The Economist article about the energy situation in Germany is interesting. (Requires registration.) http://www.economist.com/business/displayStory.cfm?story_id=4113477
Basically, the regulatory environment in Germany makes power both expensive and difficult to source from other countries. Nuclear power is not currently an option, and despite massive wind power generation it's not nearly enough to support heavy industry.
Really it's just another example of how the world does not have a sensible energy plan in place.
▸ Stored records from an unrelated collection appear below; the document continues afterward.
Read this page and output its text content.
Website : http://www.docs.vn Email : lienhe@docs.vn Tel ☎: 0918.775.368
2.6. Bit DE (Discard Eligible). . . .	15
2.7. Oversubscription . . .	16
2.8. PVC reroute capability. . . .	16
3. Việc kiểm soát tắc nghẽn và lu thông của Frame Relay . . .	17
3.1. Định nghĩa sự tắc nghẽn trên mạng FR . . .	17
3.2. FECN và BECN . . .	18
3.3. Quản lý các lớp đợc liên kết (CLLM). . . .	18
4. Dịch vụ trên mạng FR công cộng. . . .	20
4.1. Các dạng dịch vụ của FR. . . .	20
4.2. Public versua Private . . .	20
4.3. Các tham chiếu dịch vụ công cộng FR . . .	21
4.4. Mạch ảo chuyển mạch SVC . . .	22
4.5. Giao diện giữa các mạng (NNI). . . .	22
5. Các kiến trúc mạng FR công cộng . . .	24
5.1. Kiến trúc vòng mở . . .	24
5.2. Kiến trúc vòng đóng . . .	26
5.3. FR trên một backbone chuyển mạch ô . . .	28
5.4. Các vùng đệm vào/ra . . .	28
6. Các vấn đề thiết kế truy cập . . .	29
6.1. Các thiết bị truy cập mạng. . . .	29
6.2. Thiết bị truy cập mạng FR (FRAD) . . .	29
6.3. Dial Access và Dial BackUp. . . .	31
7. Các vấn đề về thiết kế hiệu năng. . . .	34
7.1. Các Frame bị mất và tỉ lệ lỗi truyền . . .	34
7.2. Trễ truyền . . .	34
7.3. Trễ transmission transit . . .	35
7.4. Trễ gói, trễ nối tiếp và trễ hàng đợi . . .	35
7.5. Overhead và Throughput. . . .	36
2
The problem, all agree, is rocketing energy prices, more marked in Germany than in the rest of Europe and beyond. Higher oil prices have been abetted by under-capacity, tough green laws on renewable energy, the phase-out of nuclear power and a transmission grid unable to cope with the biggest collection of wind farms in the world. All this is combined with imperfect price competition: the market is dominated by four major producers, two of which also control a large part of the grid. Setting up a European Energy Exchange (EEX) in Leipzig was a nice idea, but producers have an information advantage and liquidity is scarce.
And your right about the windpower.
That leaves Germany facing a long-term capacity shortage that will not be solved by renewable energy. Dena, a government-sponsored energy think-tank, calculates that wind-power will replace only 6%of Germany's conventional energy needs. Meanwhile, power companies such as Vattenfall Europe are working on developing cleaner thermal plants.
Renewables are now respectable power source and their use is steadily coming more and more common. Give it a decade or two and then we'll see entirely different picture from now (making the EU's energy outlooks look outmoded).